03 Oct
03Oct

Ms. Baier’s thesis in her essay, “Hume, The Women’s Moral Theorist?” is:
Our main concern here is not with feminism, but rather with the implications, for ethics and ethical theory, of Carol Gilligan’s findings about differences between males and females both in moral development and in mature versions of morality… Our central concern is with the concept of morality many women have, and the sort of experience, growth, and reflection on it, which lead them to have it. Our interest in a moral theory like Hume’s in this context then, should primarily be with the extent to which the version of morality he works out squares or does not square with women’s moral wisdom. (38)

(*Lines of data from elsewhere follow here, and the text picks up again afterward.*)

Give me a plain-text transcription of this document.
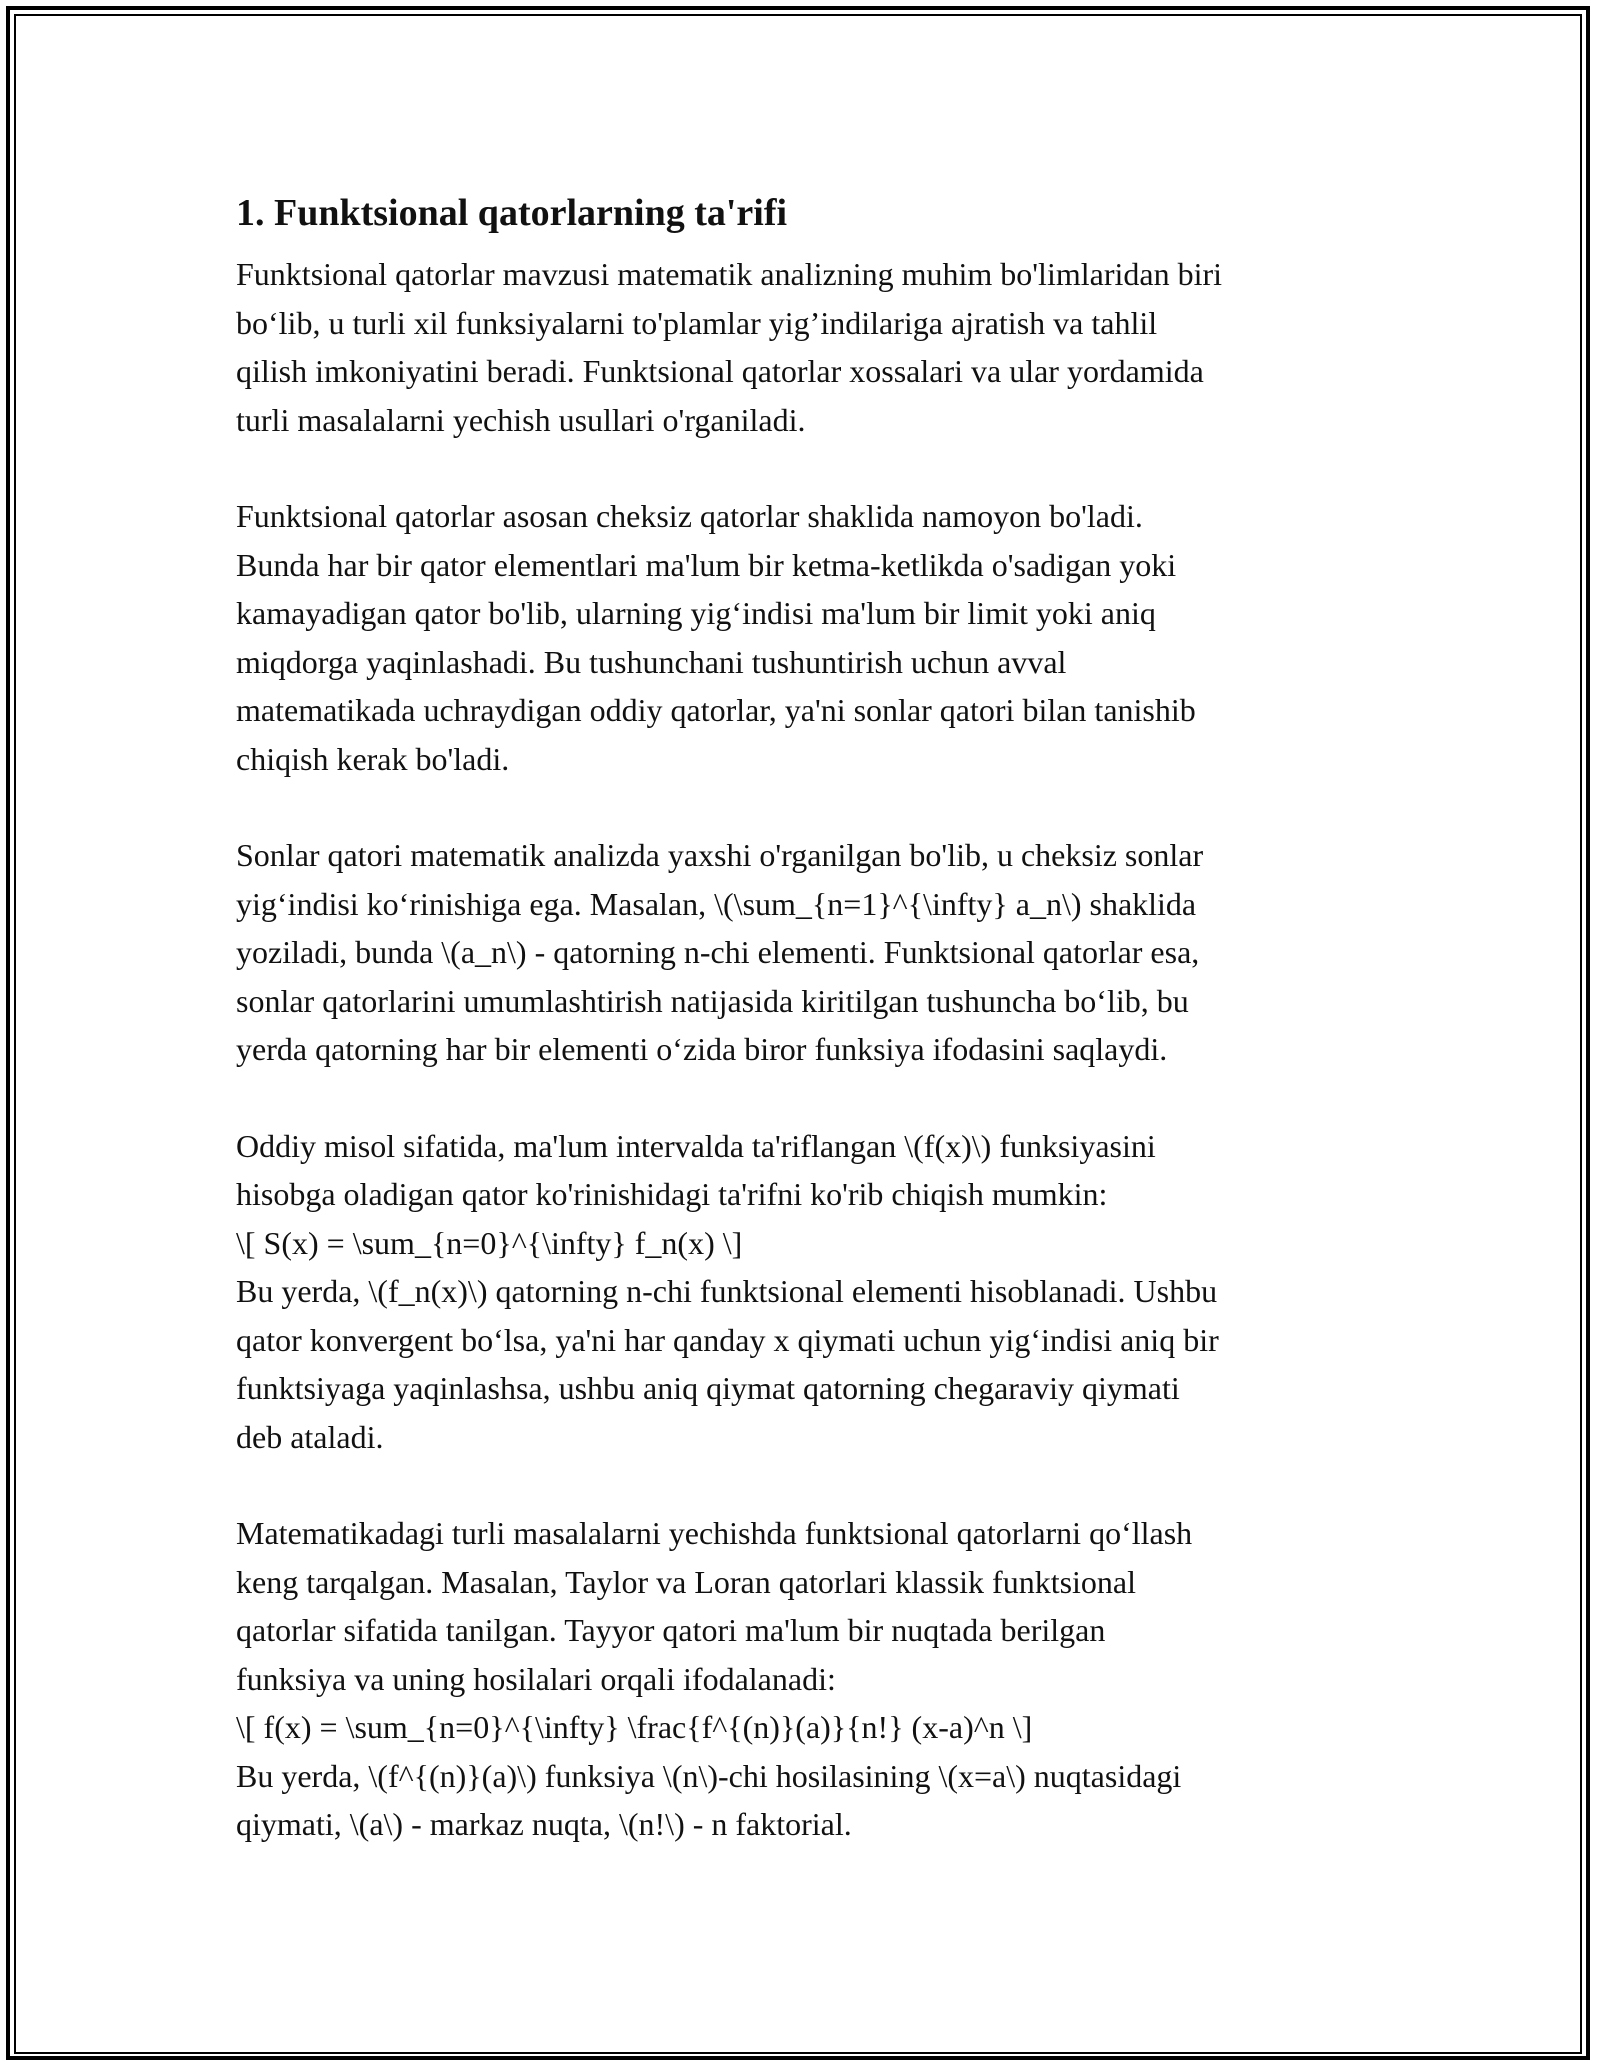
1. Funktsional qatorlarning ta'rifi

Funktsional qatorlar mavzusi matematik analizning muhim bo'limlaridan biri
bo‘lib, u turli xil funksiyalarni to'plamlar yig’indilariga ajratish va tahlil
qilish imkoniyatini beradi. Funktsional qatorlar xossalari va ular yordamida
turli masalalarni yechish usullari o'rganiladi.

Funktsional qatorlar asosan cheksiz qatorlar shaklida namoyon bo'ladi.
Bunda har bir qator elementlari ma'lum bir ketma-ketlikda o'sadigan yoki
kamayadigan qator bo'lib, ularning yig‘indisi ma'lum bir limit yoki aniq
miqdorga yaqinlashadi. Bu tushunchani tushuntirish uchun avval
matematikada uchraydigan oddiy qatorlar, ya'ni sonlar qatori bilan tanishib
chiqish kerak bo'ladi.

Sonlar qatori matematik analizda yaxshi o'rganilgan bo'lib, u cheksiz sonlar
yig‘indisi ko‘rinishiga ega. Masalan, \(\sum_{n=1}^{\infty} a_n\) shaklida
yoziladi, bunda \(a_n\) - qatorning n-chi elementi. Funktsional qatorlar esa,
sonlar qatorlarini umumlashtirish natijasida kiritilgan tushuncha bo‘lib, bu
yerda qatorning har bir elementi o‘zida biror funksiya ifodasini saqlaydi.

Oddiy misol sifatida, ma'lum intervalda ta'riflangan \(f(x)\) funksiyasini
hisobga oladigan qator ko'rinishidagi ta'rifni ko'rib chiqish mumkin:
\[ S(x) = \sum_{n=0}^{\infty} f_n(x) \]
Bu yerda, \(f_n(x)\) qatorning n-chi funktsional elementi hisoblanadi. Ushbu
qator konvergent bo‘lsa, ya'ni har qanday x qiymati uchun yig‘indisi aniq bir
funktsiyaga yaqinlashsa, ushbu aniq qiymat qatorning chegaraviy qiymati
deb ataladi.

Matematikadagi turli masalalarni yechishda funktsional qatorlarni qo‘llash
keng tarqalgan. Masalan, Taylor va Loran qatorlari klassik funktsional
qatorlar sifatida tanilgan. Tayyor qatori ma'lum bir nuqtada berilgan
funksiya va uning hosilalari orqali ifodalanadi:
\[ f(x) = \sum_{n=0}^{\infty} \frac{f^{(n)}(a)}{n!} (x-a)^n \]
Bu yerda, \(f^{(n)}(a)\) funksiya \(n\)-chi hosilasining \(x=a\) nuqtasidagi
qiymati, \(a\) - markaz nuqta, \(n!\) - n faktorial.
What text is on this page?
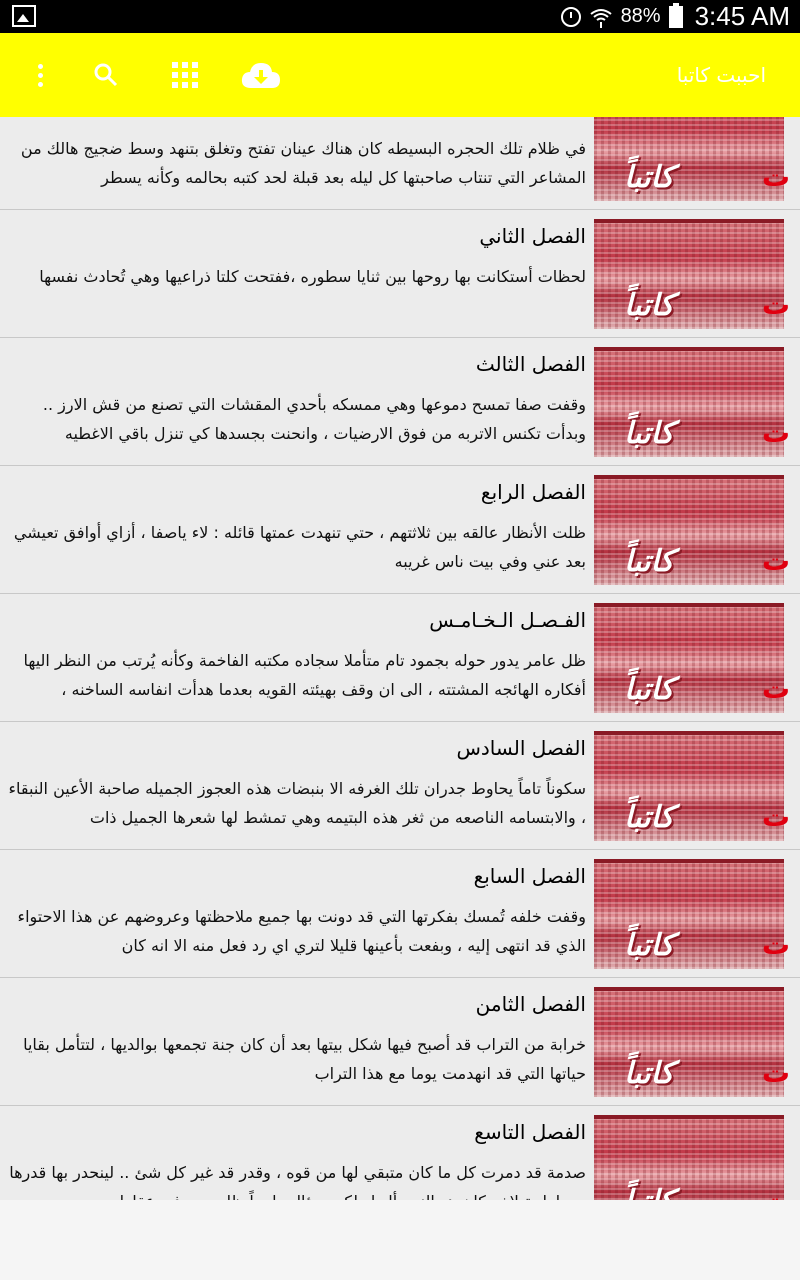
88% 3:45 AM
احببت كاتبا
كاتباً	ت
في ظلام تلك الحجره البسيطه كان هناك عينان تفتح وتغلق بتنهد وسط ضجيج هالك من المشاعر التي تنتاب صاحبتها كل ليله بعد قبلة لحد كتبه بحالمه وكأنه يسطر
كاتباً	ت
الفصل الثاني
لحظات أستكانت بها روحها بين ثنايا سطوره ،ففتحت كلتا ذراعيها وهي تُحادث نفسها
كاتباً	ت
الفصل الثالث
وقفت صفا تمسح دموعها وهي ممسكه بأحدي المقشات التي تصنع من قش الارز .. وبدأت تكنس الاتربه من فوق الارضيات ، وانحنت بجسدها كي تنزل باقي الاغطيه
كاتباً	ت
الفصل الرابع
ظلت الأنظار عالقه بين ثلاثتهم ، حتي تنهدت عمتها قائله : لاء ياصفا ، أزاي أوافق تعيشي بعد عني وفي بيت ناس غريبه
كاتباً	ت
الفـصـل الـخـامـس
ظل عامر يدور حوله بجمود تام متأملا سجاده مكتبه الفاخمة وكأنه يُرتب من النظر اليها أفكاره الهائجه المشتته ، الى ان وقف بهيئته القويه بعدما هدأت انفاسه الساخنه ،
كاتباً	ت
الفصل السادس
سكوناً تاماً يحاوط جدران تلك الغرفه الا بنبضات هذه العجوز الجميله صاحبة الأعين النبقاء ، والابتسامه الناصعه من ثغر هذه البتيمه وهي تمشط لها شعرها الجميل ذات
كاتباً	ت
الفصل السابع
وقفت خلفه تُمسك بفكرتها التي قد دونت بها جميع ملاحظتها وعروضهم عن هذا الاحتواء الذي قد انتهى إليه ، وبفعت بأعينها قليلا لتري اي رد فعل منه الا انه كان
كاتباً	ت
الفصل الثامن
خرابة من التراب قد أصبح فيها شكل بيتها بعد أن كان جنة تجمعها بوالديها ، لتتأمل بقايا حياتها التي قد انهدمت يوما مع هذا التراب
الفصل التاسع
صدمة قد دمرت كل ما كان متبقي لها من قوه ، وقدر قد غير كل شئ .. لينحدر بها قدرها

I think Baier is attempting to bring to light if there is a difference in the way women and men develop a sense of morality. Baier adds new knowledge of women’s morality by: … now that we have, more or less, social equality with men, women’s moral sense should be as explicit as men’s moral sense, and as influential in structuring our practices and institutions. One way…to help make it explicit is to measure the influential men’s moral theories against it. This is 
 what I propose to do with Hume’s theory. (39)

Baier positions herself in relation to other scholars by writing about the work of Hume, Kant and Gilligan. The different sections of her article are as follows: Hume’s position on moral theory (37); Kant’s position and contribution to moral theory (39); Gilligan’s work on moral theory (39); The differences between Hume and Kant’s moral theories. (40); “Hume’s version of what a typical human heart desires.” (42); Hume’s list of virtues. (43); Hume’s list of virtues in relation to social context. (43); Hume’s moral theory with “…attention to various interpersonal relations.” (44); contrast of “Hume’s moral philosophy with its more Kantian alternative is in his version of what problem morality is supposed to solve.” (45); Baier’s drawing attention to the limited place of conformity to general rules in Hume’s version of morality…” (45); Gilligan’s studies on morality as “a matter of responsibilities arising out of their attachment to others…” (46); “Hume’s conventionalism about the general rules that we must obey, to avoid injustice to each other…” (46); Hume’s stages of moral development…” (47); “not equating a person’s moral stance with her intellectual version of it…” (48); “…knowledge …would spoil the results of contrived moral ‘tests’…” (49); Baier’s “exploration of what sort of pattern of development one might expect as experience of the common course of the world changes our passions as well as the thoughts that guide them when they motivate our actions” (50). 

According to Hall & Rosenthal “…women typically are better readers of other people’s nonverbal communications…” change and development concerns the weight a person gives to the understood preferences of the various others involved in her decision…” (50); “… for Hume, an intimate interplay between the operation of sympathy and the sense of what are one’s own interests.” (51); “…Human version of morality, will be change in the concept of one’s own interest.” (52); “…how this wise moral theory of Hume’s could allow its author to make apparently sexist remarks he did.” (53); “…each of us needs the cooperation of a member of the other sex to further this concern…” (53)

I found Baier’s article enlightening as to how women fit into Hume’s and, to a lesser degree, Kant’s moral theory. I tend to agree with what Baier uncovered in her article. Women do consider the others in her decision making when it comes to moral issues. 


 
Works Cited

Baier, Annette. "Hume, The Women's Moral Theorist?" Women and moral theory (1987): 37-55.